Before content goes live, the creator submits a draft for you to review inside Scoop. You can comment, request edits, approve, or reject the draft, and you can run as many revision rounds as you need. This step is called Brand Review.
How a draft arrives
The creator builds their draft inside the Creator Portal. They upload the asset (a video for Reels or TikTok, an image for a feed post, etc.) and write the caption. When they hit submit, you get an in-app notification and an email letting you know there's a draft waiting.
From your project dashboard, the deal will surface with a draft submitted status. Click into it to open the Review page.
What you can do on the Review page
The Review page is built around the asset itself. You can:
Watch the video or view the image at full quality, exactly as it would appear on the platform
Read the caption in the form the creator is planning to publish
Leave timestamped comments on video by clicking a specific moment in the timeline (great for "trim this intro" or "the audio dips here")
Leave general comments for the asset overall or the caption
Request a revision with a structured note explaining what needs to change
Approve the draft so the creator can move toward publishing
Reject the draft if it's so far off-brief that a revision wouldn't fix it
You can review the caption right alongside the asset. The caption is part of the deliverable, not an afterthought.
Revision rounds
If you ask for changes, the deal goes back to the creator with your notes. They make edits, resubmit, and you get a fresh draft to review. There's no hard limit on revision rounds, although most deals resolve in one or two rounds if your brief was clear.

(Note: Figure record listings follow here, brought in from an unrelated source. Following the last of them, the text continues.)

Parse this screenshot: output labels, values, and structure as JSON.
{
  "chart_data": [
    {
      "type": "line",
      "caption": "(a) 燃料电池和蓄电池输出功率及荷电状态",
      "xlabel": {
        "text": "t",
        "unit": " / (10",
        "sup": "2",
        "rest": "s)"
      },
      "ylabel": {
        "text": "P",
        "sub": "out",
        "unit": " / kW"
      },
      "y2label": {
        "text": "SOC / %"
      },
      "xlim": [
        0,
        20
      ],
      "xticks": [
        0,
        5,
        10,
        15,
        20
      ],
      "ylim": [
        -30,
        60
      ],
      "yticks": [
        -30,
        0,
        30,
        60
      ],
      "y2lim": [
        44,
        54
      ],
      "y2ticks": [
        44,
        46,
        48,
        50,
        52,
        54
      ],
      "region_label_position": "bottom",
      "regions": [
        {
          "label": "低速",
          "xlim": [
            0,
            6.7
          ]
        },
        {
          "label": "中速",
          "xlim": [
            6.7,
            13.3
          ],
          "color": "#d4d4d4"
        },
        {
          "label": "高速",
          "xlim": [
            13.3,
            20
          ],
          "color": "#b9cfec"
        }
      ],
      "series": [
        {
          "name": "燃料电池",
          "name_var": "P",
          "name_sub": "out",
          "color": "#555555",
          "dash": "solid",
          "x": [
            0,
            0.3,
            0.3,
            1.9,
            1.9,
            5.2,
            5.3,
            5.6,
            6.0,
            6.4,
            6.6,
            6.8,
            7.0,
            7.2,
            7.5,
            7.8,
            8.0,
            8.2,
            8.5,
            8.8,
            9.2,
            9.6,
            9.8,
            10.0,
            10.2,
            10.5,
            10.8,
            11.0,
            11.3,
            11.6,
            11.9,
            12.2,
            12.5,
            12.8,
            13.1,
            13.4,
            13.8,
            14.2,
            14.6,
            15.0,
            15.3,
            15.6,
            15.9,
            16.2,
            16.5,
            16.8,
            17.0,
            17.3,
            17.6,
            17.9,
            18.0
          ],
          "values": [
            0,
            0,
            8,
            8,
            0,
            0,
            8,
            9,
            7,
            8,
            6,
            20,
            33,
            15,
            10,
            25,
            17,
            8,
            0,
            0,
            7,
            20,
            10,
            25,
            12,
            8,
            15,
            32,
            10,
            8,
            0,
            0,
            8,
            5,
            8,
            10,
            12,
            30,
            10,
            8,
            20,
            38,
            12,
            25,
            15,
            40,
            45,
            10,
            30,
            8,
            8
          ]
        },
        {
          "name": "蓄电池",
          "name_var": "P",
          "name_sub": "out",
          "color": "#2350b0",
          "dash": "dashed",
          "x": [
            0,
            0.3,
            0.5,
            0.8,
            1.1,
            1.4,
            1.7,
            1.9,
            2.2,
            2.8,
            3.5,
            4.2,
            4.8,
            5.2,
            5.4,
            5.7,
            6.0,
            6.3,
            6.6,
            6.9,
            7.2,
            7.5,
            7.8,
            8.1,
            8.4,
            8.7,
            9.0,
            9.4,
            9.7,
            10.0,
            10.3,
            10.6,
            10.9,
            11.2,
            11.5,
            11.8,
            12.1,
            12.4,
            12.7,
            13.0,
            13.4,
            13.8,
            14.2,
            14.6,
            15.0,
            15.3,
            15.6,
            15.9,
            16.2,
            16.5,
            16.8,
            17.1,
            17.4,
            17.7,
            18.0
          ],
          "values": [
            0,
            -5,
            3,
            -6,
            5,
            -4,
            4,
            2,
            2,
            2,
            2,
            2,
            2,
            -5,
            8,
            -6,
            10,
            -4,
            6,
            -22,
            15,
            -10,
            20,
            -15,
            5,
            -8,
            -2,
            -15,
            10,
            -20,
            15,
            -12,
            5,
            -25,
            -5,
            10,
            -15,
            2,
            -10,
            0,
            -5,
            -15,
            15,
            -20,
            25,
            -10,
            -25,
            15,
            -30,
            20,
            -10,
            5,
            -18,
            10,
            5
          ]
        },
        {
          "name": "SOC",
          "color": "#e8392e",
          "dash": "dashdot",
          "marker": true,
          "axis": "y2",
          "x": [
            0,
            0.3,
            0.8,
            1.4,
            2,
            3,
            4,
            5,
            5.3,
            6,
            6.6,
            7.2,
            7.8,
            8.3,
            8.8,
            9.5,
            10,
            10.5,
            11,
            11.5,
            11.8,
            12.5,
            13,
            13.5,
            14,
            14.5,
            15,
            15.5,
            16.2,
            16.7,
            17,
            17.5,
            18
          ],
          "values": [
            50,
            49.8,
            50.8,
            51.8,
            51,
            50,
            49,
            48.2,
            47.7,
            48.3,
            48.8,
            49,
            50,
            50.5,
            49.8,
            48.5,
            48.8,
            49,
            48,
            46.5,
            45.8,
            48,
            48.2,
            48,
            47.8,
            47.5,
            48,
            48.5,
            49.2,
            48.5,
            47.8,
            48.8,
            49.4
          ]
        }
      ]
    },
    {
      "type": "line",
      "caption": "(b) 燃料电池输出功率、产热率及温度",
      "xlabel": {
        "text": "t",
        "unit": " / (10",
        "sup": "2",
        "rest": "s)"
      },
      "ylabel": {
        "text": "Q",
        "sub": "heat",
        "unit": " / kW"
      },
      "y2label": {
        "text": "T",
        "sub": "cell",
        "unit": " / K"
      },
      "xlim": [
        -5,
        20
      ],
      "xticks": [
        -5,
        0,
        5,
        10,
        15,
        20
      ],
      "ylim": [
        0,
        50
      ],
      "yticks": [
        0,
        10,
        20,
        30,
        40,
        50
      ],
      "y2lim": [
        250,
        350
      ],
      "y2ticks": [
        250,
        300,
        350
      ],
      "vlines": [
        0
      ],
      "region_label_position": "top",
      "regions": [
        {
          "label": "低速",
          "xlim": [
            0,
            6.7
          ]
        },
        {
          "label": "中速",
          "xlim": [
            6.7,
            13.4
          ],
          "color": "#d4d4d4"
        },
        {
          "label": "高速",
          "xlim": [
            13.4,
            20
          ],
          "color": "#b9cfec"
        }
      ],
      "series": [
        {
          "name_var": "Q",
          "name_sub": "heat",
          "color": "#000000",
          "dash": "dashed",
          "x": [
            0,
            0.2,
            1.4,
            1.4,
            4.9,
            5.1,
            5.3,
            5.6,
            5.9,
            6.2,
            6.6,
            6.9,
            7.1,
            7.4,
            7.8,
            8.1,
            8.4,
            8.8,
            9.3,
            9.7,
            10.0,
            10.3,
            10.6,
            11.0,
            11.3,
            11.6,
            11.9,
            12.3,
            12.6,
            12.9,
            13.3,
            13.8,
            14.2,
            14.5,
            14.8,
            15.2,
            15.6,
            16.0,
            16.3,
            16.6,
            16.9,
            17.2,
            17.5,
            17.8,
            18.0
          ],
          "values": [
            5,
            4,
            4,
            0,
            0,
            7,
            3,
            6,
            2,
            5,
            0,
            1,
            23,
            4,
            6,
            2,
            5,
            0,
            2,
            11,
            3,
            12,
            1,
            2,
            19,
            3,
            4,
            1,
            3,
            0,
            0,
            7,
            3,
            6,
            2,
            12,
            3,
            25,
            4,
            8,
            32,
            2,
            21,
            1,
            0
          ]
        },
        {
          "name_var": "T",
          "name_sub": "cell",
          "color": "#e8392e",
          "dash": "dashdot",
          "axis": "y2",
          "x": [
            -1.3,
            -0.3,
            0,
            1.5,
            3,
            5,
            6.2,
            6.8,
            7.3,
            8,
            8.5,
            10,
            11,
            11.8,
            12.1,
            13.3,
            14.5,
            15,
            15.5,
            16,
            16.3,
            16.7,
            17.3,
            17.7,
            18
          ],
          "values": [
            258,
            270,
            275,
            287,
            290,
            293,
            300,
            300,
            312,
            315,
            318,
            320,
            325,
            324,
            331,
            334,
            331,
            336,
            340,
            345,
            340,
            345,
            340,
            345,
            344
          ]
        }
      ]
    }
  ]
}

Every revision creates a new version of the draft, and you can scroll through version history on the Review page. This is useful when you want to compare the latest cut against what the creator originally submitted, or when you need to remind yourself what feedback was already addressed.
AI Audit on guidelines
If you've attached brand guidelines to the project, Scoop can run an AI Audit on each draft. The audit looks at the asset and caption side by side with your brief and highlights things like:
Whether the product is shown and shown clearly
Whether required disclosures or hashtags are present
Whether the messaging matches the talking points you provided
Whether the tone is on-brand
The audit is a starting point, not a verdict. Treat it as a checklist that helps you catch easy misses before approving, and add your own human judgement on the creative side.
After approval
Once you approve a draft, the deliverable enters the publishing state. The creator is cleared to post and Scoop starts watching for the published content.
If a payment milestone was tied to draft approval, it unlocks at this step so you can mark it as paid.
Tips for a fast review cycle
Be specific in your comments. "Make it punchier" is hard to action. "Cut the first three seconds and start on the close-up" is easy.
Bundle feedback into one revision request. Sending five separate revision requests slows things down. Front-load everything you noticed.
Use timestamps liberally on video. Creators love precise notes because it removes guessing.
Set expectations on turnaround. Aim for under 48 hours from submission to approval to keep momentum.